La Russie a accusé l’Ukraine lundi d’avoir lancé des dizaines de drones contre l’une des résidences du président Vladimir Poutine, une accusation fermement démentie par Kyiv qui y voit un mensonge destiné à saper les efforts de paix menés sous l’égide américaine.
Le ministre russe des Affaires étrangères, Sergei Lavrov, qui ne commente généralement pas les frappes de drones, a affirmé que l’Ukraine avait tiré « 91 véhicules aériens sans pilote longue portée » sur la résidence de Poutine dans la région de Novgorod entre dimanche soir et lundi matin, tous ayant été abattus.
« Compte tenu de la dégénérescence complète du régime criminel de Kyiv, qui a adopté une politique de terrorisme d’État, la position de la Russie dans les négociations sera réexaminée », a déclaré Lavrov, sans toutefois fournir de détails ni d’éléments de preuve à l’appui des allégations russes.
Le président ukrainien, Volodymyr Zelensky, a qualifié cette prétendue attaque de « pure fabrication » visant à compromettre le processus de paix, tandis que le président américain Donald Trump — qui s’est entretenu avec Poutine lundi — a plutôt critiqué Kyiv.
« Je n’aime pas ça. Ce n’est pas bien, » a déclaré Trump aux journalistes depuis sa résidence de Mar-a-Lago en Floride. « Vous savez qui m’en a parlé ? Le président Poutine lui-même. »
« C’est une période délicate.
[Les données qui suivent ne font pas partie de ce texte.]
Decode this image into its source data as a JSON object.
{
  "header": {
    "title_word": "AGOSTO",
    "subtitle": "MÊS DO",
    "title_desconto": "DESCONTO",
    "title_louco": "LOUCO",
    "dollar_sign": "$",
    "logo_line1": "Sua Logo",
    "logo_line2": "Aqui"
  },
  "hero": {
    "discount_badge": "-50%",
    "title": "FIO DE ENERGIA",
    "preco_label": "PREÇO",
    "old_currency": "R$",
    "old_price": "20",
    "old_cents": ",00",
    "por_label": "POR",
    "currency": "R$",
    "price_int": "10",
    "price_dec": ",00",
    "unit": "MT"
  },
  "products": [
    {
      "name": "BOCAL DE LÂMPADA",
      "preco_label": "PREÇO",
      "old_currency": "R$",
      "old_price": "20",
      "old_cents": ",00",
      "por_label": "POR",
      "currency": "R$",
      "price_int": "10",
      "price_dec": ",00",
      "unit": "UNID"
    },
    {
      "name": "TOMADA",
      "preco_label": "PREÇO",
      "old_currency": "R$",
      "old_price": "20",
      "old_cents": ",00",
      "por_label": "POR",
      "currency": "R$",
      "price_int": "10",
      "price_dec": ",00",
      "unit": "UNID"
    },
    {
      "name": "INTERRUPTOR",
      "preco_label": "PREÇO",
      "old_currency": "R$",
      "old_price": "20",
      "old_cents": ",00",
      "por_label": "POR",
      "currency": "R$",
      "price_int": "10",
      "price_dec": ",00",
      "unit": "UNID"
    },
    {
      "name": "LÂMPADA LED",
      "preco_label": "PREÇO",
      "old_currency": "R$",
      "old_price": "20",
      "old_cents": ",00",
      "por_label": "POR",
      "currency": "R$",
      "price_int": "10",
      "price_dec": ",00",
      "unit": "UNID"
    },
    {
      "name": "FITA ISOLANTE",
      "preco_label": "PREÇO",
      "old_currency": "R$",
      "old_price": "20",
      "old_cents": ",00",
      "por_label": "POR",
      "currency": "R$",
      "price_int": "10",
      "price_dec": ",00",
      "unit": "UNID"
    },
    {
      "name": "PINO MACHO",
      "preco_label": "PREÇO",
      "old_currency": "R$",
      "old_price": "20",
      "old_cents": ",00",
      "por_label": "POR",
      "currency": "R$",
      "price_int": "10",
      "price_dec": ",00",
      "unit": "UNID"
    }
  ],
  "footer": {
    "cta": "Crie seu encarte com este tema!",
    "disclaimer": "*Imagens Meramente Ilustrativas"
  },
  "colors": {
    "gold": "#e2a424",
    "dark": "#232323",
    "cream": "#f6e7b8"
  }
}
Ce n’est pas le bon moment, » a-t-il ajouté.
Cette accusation russe survient à un moment clé du processus de paix.
Kyiv affirme avoir accepté 90 % d’un plan de paix rédigé par les États-Unis — notamment en ce qui concerne les garanties de sécurité après la guerre.
En revanche, la question territoriale demeure non résolue, et la Russie — qui progresse sur le terrain depuis des mois — rejette systématiquement les propositions qui ne répondent pas à ses exigences maximales.
Lors de son entretien avec Trump, Poutine a affirmé qu’il restait engagé dans le processus de paix mais qu’il allait « réviser » la position russe dans les négociations à la lumière de cette attaque présumée, selon un communiqué du Kremlin.
La Russie a lancé son invasion de l’Ukraine en février 2022, la qualifiant d’« opération militaire spéciale » visant à démilitariser le pays et à empêcher l’expansion de l’OTAN.
Kyiv et ses alliés européens dénoncent une guerre injustifiée et illégale, la plus vaste et meurtrière sur le sol européen depuis la Seconde Guerre mondiale, qui a entraîné une immense vague de violences et de destructions.
Territoire, principal point de blocage
Donald Trump avait déclaré dimanche, à l’issue de ses échanges avec Zelensky, qu’un accord de paix était « très proche ».
De son côté, Zelensky a annoncé lundi que les États-Unis avaient enfin promis des garanties de sécurité dans un accord post-conflit, pour une durée de 15 ans, avec possibilité de prolongation.
Mais la question clé des territoires et de l’avenir de la centrale nucléaire de Zaporojié, située dans le sud de l’Ukraine et occupée par Moscou, reste en suspens.
Poutine insiste pour obtenir le contrôle total de la région orientale ukrainienne de Donetsk dans le cadre d’un règlement post-guerre. Il a réaffirmé lundi que son armée visait toujours à en prendre possession ainsi que de trois autres régions ukrainiennes revendiquées par la Russie, par la force si nécessaire.
À Kyiv, où les habitants subissent des attaques russes incessantes depuis près de quatre ans, peu de personnes croient à une avancée.
« Des garanties de sécurité ont déjà été signées auparavant — et qu’est-ce que ça nous a apporté ? Absolument rien, » a confié à l’AFP la photographe Anastasiia Pashchenko.
À Moscou, où toute critique de l’invasion russe est interdite, certains habitants ont déclaré à l’AFP souhaiter la fin des combats, mais selon les conditions du Kremlin.
« Seule la Russie peut imposer des conditions, » a affirmé Alexei, un ingénieur de 53 ans.
Nikita, 23 ans, qui a combattu en Ukraine pendant un an, a salué les avancées russes dans l’est du pays, même si cela a un « coût ».
« La Russie reste une superpuissance à prendre en compte, » a-t-il conclu.